Months later, when I was back in New York, Tracy popped up on one of my many chat services. “I don’t want to be friends anymore,” she said. It hung in my window, heavy and ominous.
“OK. Why?” I typed back.
She began to tell me all about how terrible I was to her, how I had tricked her into fooling around with me, how once Karen had come into the picture I had stopped calling or getting in touch with her while I was still in Dallas, and how she generally thought I was just an awful person.
“I just don’t want friends like you,” she finished. The last two words bored into my skull, stinging like a glowing match-head jammed under the skin of my eyelid.

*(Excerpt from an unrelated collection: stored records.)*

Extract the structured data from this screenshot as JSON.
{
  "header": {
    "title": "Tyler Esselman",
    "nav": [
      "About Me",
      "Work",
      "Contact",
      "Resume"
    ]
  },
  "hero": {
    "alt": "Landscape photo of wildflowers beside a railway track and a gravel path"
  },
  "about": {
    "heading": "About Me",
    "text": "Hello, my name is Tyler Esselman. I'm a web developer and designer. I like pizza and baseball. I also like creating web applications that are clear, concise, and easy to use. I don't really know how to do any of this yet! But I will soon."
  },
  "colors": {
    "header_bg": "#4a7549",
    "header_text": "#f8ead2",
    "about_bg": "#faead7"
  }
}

All the anger that I had turned inward roiled out, and I only wished that I could have been there in person to see her pathetic selfishness crumple. Did she know that the reason I was unavailable was because my grandmother had died and I was consoling a grieving mother, along with her sisters? Did she remember that we had been very upfront with what we were both OK with, and that I had respected those parameters? Did she ever stop to think for a second that maybe people had priorities in their life outside of making her feel like a beautiful and special snowflake princess?
“Whatever John” she typed back.
“Fuck you,” I replied, before closing the laptop lid. I never spoke to her again.